The wrap - algorithmic experiments and personalization plans
I asked Rau about that encouraging 30 percent bump in clickthroughs. He credits that to multivariate testing, which allows them to optimize the recommendation experience, as well as web layout. He sees an evolution towards continual, automated experiments where algorithms will be put to the true test: what consumers actually like and respond to.
We talked about how those clickthroughs could be tied into measurement of meaningful actions like content subscriptions. That's something Rau would like to pursue further as Condé Nast's business model evolves.
Rau also wants to get further into personalization. Right now, even with multivariate testing, they aren't at the point of showing different page looks to different individual users. Rau thinks of this as optimizing the impact of a page. The next big step? Optimizing for a person.
Rau's been able to support these efforts with a pretty lean team, mostly based in Condé Nast's New York City headquarters. Rau has about a half dozen engineers. Combined, the recommendation and experience teams add up to about ten. They are in frequent contact with product team members, but the core team can support millions of web visitors with their in-house tools.
We joked about how the FANG companies can solve these web scale problems with massive teams and ridiculous budgets.

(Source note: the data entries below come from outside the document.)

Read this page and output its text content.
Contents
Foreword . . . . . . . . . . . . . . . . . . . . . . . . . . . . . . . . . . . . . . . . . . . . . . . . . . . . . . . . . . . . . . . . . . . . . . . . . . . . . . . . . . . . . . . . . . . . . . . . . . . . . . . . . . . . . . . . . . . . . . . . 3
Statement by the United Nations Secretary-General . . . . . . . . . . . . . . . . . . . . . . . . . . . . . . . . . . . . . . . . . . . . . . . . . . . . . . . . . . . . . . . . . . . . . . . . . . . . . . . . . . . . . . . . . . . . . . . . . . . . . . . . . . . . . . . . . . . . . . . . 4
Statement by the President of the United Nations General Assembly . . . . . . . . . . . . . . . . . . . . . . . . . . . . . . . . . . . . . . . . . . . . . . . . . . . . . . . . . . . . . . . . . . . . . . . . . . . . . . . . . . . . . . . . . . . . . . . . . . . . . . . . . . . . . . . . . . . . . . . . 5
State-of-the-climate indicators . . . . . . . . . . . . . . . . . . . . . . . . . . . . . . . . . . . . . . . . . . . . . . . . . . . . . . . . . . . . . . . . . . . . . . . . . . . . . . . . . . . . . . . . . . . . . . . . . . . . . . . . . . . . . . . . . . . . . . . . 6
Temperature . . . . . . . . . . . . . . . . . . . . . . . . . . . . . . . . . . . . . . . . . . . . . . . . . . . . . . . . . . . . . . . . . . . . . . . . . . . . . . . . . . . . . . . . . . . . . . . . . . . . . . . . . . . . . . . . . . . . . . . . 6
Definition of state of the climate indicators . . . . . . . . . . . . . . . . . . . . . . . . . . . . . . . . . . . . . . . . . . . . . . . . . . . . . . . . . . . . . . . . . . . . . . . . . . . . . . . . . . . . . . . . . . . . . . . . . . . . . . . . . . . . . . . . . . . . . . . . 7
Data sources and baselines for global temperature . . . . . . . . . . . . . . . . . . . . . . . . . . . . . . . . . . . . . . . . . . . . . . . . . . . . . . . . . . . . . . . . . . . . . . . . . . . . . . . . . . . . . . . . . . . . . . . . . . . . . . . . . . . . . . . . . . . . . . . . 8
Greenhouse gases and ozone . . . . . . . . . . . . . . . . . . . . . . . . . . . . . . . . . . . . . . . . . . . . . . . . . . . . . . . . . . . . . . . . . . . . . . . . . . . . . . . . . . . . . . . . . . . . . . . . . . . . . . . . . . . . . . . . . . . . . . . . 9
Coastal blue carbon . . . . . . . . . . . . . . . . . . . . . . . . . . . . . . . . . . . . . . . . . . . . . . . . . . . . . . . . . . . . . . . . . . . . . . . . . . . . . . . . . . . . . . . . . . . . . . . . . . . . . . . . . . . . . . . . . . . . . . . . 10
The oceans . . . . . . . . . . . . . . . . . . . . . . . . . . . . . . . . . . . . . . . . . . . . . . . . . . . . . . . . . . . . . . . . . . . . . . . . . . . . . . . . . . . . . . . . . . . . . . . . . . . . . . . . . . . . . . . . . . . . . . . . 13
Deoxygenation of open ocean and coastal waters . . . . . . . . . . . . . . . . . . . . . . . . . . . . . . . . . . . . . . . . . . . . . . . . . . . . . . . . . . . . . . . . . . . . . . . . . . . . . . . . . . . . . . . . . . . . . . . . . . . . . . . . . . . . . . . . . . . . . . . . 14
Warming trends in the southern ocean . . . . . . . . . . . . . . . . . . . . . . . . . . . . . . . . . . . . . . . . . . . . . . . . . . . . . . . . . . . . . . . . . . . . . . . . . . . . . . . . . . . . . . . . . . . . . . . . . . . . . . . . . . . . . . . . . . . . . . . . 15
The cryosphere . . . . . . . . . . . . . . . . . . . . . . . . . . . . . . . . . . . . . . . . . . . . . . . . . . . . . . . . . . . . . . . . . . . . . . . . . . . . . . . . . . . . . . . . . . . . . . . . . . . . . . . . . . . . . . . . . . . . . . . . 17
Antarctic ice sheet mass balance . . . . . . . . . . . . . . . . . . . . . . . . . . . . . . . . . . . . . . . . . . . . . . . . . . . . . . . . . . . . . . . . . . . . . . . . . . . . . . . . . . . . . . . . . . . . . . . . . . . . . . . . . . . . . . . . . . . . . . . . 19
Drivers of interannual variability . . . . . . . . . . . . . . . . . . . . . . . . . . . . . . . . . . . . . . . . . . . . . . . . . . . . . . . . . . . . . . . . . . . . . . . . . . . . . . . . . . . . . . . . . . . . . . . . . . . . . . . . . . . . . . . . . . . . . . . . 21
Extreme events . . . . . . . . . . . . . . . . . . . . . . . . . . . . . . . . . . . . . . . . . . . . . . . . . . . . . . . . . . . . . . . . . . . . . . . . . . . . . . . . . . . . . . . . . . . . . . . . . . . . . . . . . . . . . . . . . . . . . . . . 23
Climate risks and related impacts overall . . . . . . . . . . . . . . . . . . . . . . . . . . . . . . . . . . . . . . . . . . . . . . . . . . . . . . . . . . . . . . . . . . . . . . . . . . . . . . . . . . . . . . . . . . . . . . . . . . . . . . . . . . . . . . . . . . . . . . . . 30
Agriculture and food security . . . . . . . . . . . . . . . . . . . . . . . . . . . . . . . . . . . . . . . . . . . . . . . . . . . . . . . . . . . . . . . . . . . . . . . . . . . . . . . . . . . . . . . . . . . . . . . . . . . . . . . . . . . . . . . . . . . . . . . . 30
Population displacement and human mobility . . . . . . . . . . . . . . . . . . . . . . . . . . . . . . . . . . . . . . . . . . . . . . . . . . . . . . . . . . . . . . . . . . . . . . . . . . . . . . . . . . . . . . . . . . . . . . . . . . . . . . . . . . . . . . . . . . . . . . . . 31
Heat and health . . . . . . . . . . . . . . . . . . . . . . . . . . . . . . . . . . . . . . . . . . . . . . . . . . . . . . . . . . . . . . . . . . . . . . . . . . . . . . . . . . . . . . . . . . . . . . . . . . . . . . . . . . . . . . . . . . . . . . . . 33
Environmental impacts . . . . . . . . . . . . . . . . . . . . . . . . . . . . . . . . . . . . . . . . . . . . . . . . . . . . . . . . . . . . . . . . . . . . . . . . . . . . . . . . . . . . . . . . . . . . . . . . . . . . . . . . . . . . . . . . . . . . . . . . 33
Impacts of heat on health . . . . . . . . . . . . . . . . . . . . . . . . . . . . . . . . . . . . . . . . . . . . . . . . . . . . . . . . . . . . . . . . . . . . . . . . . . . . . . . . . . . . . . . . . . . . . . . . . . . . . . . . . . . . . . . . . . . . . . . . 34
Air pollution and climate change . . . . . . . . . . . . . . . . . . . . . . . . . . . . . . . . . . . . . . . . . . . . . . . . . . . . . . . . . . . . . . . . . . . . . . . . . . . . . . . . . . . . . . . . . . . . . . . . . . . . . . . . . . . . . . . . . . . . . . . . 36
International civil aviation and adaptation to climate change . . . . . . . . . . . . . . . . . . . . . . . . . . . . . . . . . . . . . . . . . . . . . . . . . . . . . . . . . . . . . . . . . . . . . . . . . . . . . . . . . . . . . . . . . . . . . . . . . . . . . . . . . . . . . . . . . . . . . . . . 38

It's important to document stories of how brands can achieve significant web scale with smaller teams and costs. There is big work ahead in Condé Nast's platform unification plans, but Rau is pleased with the progress:
We decided to build these tools in-house, rather than a tool like Optimizely, which so far seems to be too expensive, especially at this scale, because you pay per use. We needed a solution that was able to empower our traffic. DataStax's Managed Cloud helped a lot to empower this.